CITTÀ DEL VATICANO. In un mondo ancora segnato da «violenze, guerre, odio, sopraffazione», ci sarebbe invece tanto bisogno di «tenerezza». È questo, secondo il Papa, il messaggio del Natale: la «tenerezza di Dio» verso l'uomo, incarnata in «un bambino avvolto in fasce, adagiato in una mangiatoia», la cui venuta è «la luce che squarcia il buio». Ed è il sentimento di cui Francesco ha parlato nella messa della notte di Natale, celebrata ieri sera in San Pietro, ma anche nella telefonata fatta questo pomeriggio ai profughi cristiani del campo di Ankawa, nei pressi di Erbil, in Iraq, cui ha espresso la sua vicinanza dicendo loro: «voi siete come Gesù».
Nella liturgia di ieri sera, in cui hanno risuonato anche le note dell'«Et incarnatus est» dalla Messa in Do minore di Mozart, il Pontefice ha spiegato che l'annuncio della notte di Natale «ci rivela che Dio è Padre e che la sua paziente fedeltà è più forte delle tenebre e della corruzione», le cui origini vanno «all'oscuro momento in cui fu commesso il primo crimine dell'umanità», quello di Caino contro il fratello Abele. Ma in quel bambino che nasce a Betlemme c'è il segno dell'«umiltà di Dio portata all'estremo», c'è l'amore con cui quella notte «ha assunto la nostra fragilità, la nostra sofferenza, le nostre angosce, i nostri desideri e i nostri limiti». Un Dio, insomma, ha detto Francesco, «che ci guarda con occhi colmi di affetto, che accetta la nostra miseria, innamorato della nostra piccolezza». E quel Bambino, ha quindi affermato, ci invita a «riflettere»: ci lasciamo raggiungere dalla «tenerezza» di Dio, ci lasciamo abbracciare, oppure gli impediamo di avvicinarsi?
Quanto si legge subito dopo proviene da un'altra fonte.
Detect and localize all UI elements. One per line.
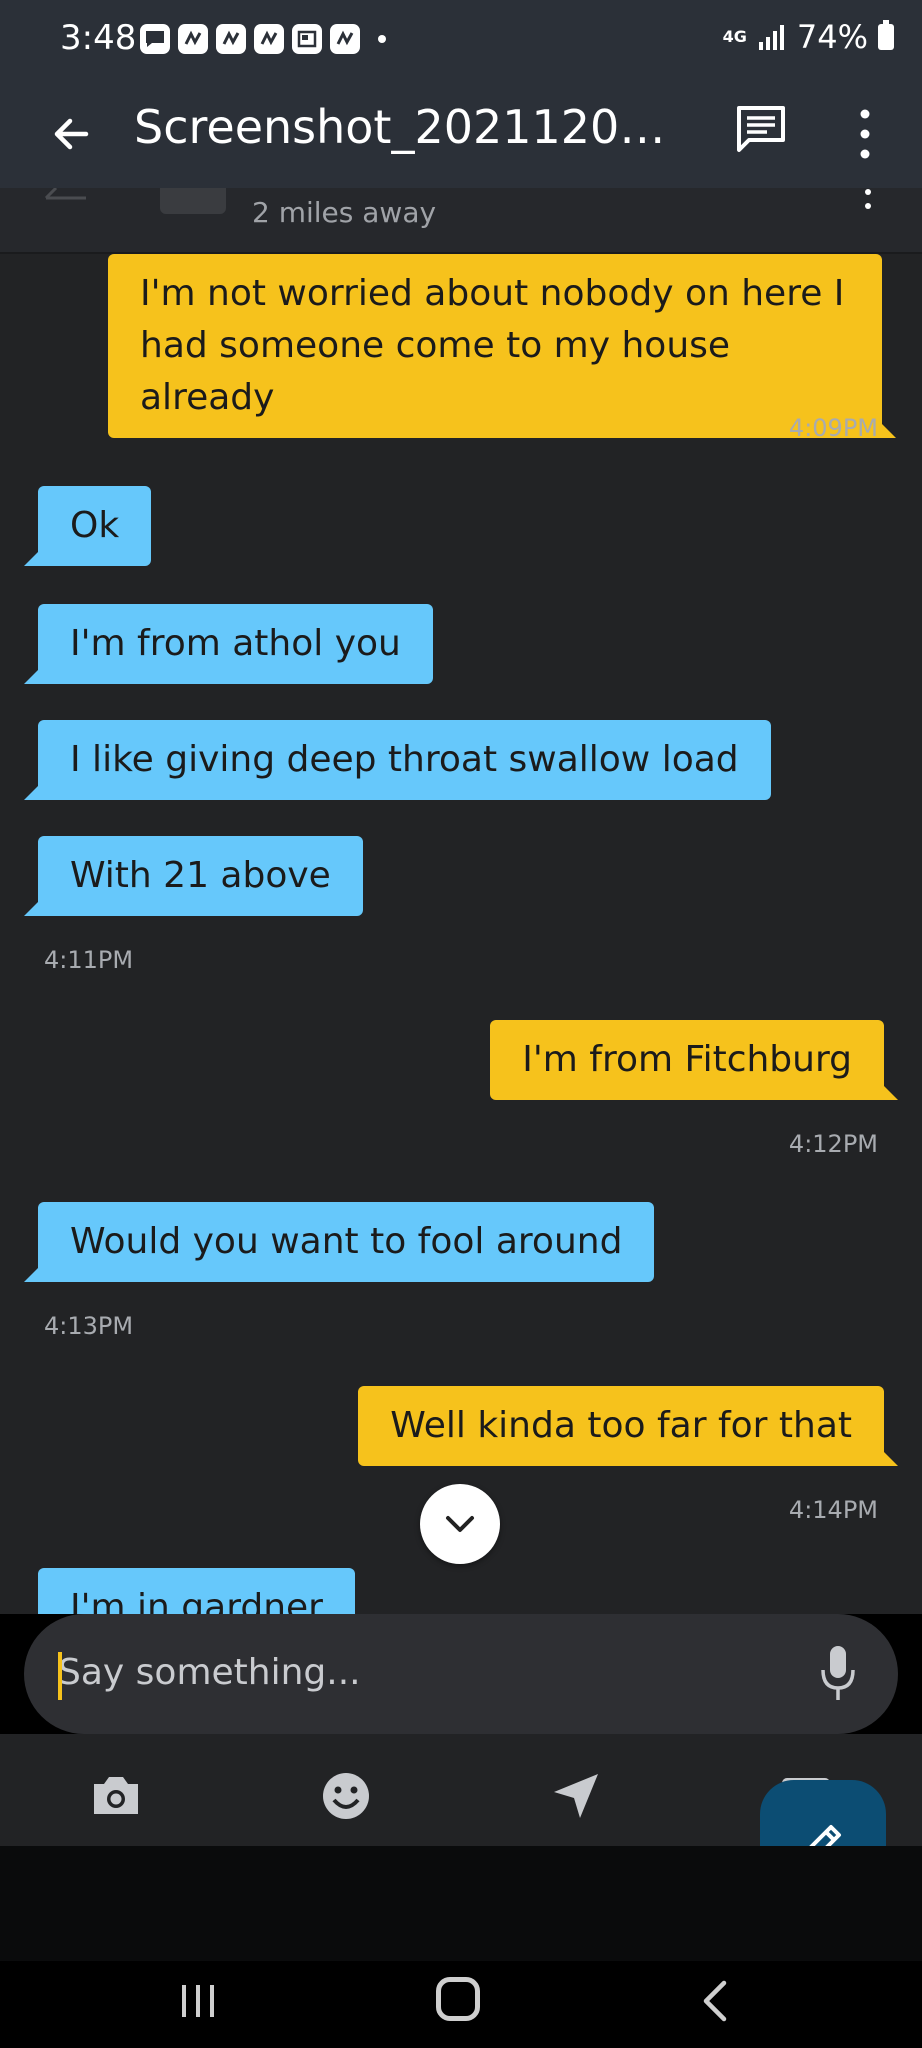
ghost-more-icon: [865, 189, 871, 209]
microphone-icon[interactable]: [818, 1644, 858, 1704]
status-bar: 3:48 4G 74%: [0, 0, 922, 80]
message-text: I'm in gardner: [70, 1587, 323, 1614]
message-bubble-incoming[interactable]: I like giving deep throat swallow load: [24, 720, 771, 800]
network-type: 4G: [722, 27, 747, 46]
message-timestamp: 4:13PM: [44, 1312, 134, 1340]
message-bubble-incoming[interactable]: I'm from athol you: [24, 604, 433, 684]
back-arrow-icon[interactable]: [42, 104, 102, 164]
message-text: I like giving deep throat swallow load: [70, 739, 739, 780]
text-cursor: [58, 1652, 62, 1700]
more-options-icon[interactable]: [850, 106, 880, 162]
message-bubble-outgoing[interactable]: I'm not worried about nobody on here I h…: [108, 254, 896, 438]
chat-thread[interactable]: I'm not worried about nobody on here I h…: [0, 254, 922, 1614]
message-text: I'm from athol you: [70, 623, 401, 664]
distance-label: 2 miles away: [252, 196, 437, 229]
nav-back-icon[interactable]: [700, 1979, 730, 2023]
message-bubble-outgoing[interactable]: I'm from Fitchburg: [490, 1020, 898, 1100]
message-icon[interactable]: [735, 104, 787, 156]
message-text: With 21 above: [70, 855, 331, 896]
recent-apps-icon[interactable]: [178, 1981, 218, 2021]
message-bubble-outgoing[interactable]: Well kinda too far for that: [358, 1386, 898, 1466]
camera-icon[interactable]: [88, 1768, 144, 1824]
notification-icons: [140, 24, 386, 54]
battery-icon: [878, 20, 894, 50]
message-timestamp: 4:12PM: [788, 1130, 878, 1158]
app-notification-icon: [254, 24, 284, 54]
message-bubble-incoming[interactable]: Ok: [23, 486, 152, 566]
chevron-down-icon: [446, 1516, 474, 1532]
system-nav-bar: [0, 1961, 922, 2048]
chat-notification-icon: [140, 24, 170, 54]
message-timestamp: 4:14PM: [788, 1496, 878, 1524]
avatar: [160, 188, 226, 214]
message-bubble-incoming[interactable]: Would you want to fool around: [23, 1202, 655, 1282]
more-notifications-dot: [378, 35, 386, 43]
message-text: I'm from Fitchburg: [522, 1039, 852, 1080]
message-bubble-incoming[interactable]: I'm in gardner: [38, 1568, 355, 1614]
message-input[interactable]: Say something...: [24, 1614, 898, 1734]
status-right: 4G 74%: [723, 18, 894, 56]
input-placeholder: Say something...: [58, 1652, 361, 1693]
status-time: 3:48: [60, 18, 137, 58]
message-text: Ok: [70, 505, 120, 546]
ghost-back-arrow-icon: [44, 188, 86, 200]
profile-header: 2 miles away: [0, 188, 922, 254]
signal-icon: [758, 25, 784, 50]
home-button[interactable]: [436, 1977, 480, 2021]
app-notification-icon: [330, 24, 360, 54]
bottom-panel: [0, 1846, 922, 1961]
message-text: Well kinda too far for that: [390, 1405, 852, 1446]
message-timestamp: 4:11PM: [44, 946, 134, 974]
app-notification-icon: [178, 24, 208, 54]
battery-percent: 74%: [796, 18, 868, 56]
location-icon[interactable]: [548, 1768, 604, 1824]
message-text: Would you want to fool around: [70, 1221, 623, 1262]
app-bar: Screenshot_20211208-...: [0, 80, 922, 188]
message-bubble-incoming[interactable]: With 21 above: [24, 836, 363, 916]
scroll-to-bottom-button[interactable]: [420, 1484, 500, 1564]
message-text: I'm not worried about nobody on here I h…: [140, 273, 845, 418]
news-notification-icon: [292, 24, 322, 54]
file-title: Screenshot_20211208-...: [134, 100, 684, 154]
app-notification-icon: [216, 24, 246, 54]
message-timestamp: 4:09PM: [788, 414, 878, 442]
emoji-icon[interactable]: [318, 1768, 374, 1824]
Abbiamo il coraggio di «accogliere con tenerezza le situazioni difficili e i problemi di chi ci sta accanto, oppure preferiamo le soluzioni impersonali, magari efficienti ma prive del calore del Vangelo?».
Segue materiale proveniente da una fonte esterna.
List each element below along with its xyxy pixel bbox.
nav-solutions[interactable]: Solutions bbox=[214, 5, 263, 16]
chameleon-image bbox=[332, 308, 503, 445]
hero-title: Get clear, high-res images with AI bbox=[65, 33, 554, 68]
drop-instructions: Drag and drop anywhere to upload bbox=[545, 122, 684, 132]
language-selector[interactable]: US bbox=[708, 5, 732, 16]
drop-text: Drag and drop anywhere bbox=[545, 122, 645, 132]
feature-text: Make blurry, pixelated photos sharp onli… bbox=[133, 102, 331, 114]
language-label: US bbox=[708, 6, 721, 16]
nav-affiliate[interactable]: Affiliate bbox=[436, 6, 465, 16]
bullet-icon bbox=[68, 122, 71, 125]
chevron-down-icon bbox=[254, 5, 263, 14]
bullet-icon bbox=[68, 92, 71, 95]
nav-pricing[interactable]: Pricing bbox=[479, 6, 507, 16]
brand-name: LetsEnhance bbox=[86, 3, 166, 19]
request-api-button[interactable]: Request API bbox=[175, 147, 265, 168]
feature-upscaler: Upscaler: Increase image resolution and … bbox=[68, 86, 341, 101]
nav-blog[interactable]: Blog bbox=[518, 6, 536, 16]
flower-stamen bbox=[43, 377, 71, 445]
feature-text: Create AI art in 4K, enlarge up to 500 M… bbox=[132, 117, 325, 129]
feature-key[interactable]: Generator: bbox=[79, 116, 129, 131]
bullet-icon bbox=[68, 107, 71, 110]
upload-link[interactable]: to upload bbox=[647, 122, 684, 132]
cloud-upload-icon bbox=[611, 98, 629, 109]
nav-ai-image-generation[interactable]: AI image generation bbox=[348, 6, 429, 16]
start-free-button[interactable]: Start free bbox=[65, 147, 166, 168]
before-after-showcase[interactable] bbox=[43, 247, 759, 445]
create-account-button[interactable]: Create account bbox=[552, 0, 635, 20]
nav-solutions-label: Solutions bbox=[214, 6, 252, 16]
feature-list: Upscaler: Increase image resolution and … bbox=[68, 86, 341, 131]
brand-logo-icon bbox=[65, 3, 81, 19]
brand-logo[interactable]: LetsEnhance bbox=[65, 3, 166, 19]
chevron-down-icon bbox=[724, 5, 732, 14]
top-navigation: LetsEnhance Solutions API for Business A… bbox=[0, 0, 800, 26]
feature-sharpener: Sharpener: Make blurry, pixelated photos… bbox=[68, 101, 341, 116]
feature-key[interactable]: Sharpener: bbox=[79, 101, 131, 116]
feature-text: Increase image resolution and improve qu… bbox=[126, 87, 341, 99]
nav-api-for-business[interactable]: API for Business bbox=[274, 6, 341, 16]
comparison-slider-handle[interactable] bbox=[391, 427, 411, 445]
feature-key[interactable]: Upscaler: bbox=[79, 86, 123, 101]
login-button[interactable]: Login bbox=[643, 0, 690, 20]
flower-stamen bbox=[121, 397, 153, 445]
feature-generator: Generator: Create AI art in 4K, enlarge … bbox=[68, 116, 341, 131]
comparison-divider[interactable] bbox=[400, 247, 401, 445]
«Quanto bisogno di tenerezza ha oggi il mondo!», ha quindi esclamato il Papa, secondo cui «la vita va affrontata con bontà, con mansuetudine», mentre occorre «la grazia della tenerezza nelle circostanze più dure della vita, della prossimità di fronte ad ogni necessità, della mitezza in qualsiasi conflitto». E la «grande luce» della nascita di Gesù, ha detto ancora, «la vide la gente semplice». Al contrario, «non la videro gli arroganti, i superbi, coloro che stabiliscono le leggi secondo i propri criteri personali, quelli che assumono atteggiamenti di chiusura». Nel pomeriggio, nella telefonata trasmessa da Tv2000 ai profughi iracheni ad Ankawa, riuniti per la messa, Francesco ha augurato loro «una santo Natale e un Natale con Gesù, perchè voi siete come Gesù la notte del suo Natale - ha detto -: per lui non c'era posto, è stato cacciato via ed è dovuto fuggire in Egitto per salvarsi».
«Voi siete come Gesù questa sera - ha ribadito - e io vi benedico tanto e sono vicino a voi». Rivolgendo poi il suo pensiero, in particolare, ai bambini e agli anziani, il Papa si è anche soffermato sul tema che oggi gli stava particolarmente a cuore: «Tu vai a trovare gli ammalati, i carcerati, quelli che hanno bisogno, curati delle vedove, di chi non ha da mangiare o da vestirsi, curati dei bisognosi, che sono la carne di Cristo. Questo - ha detto - si chiama tenerezza».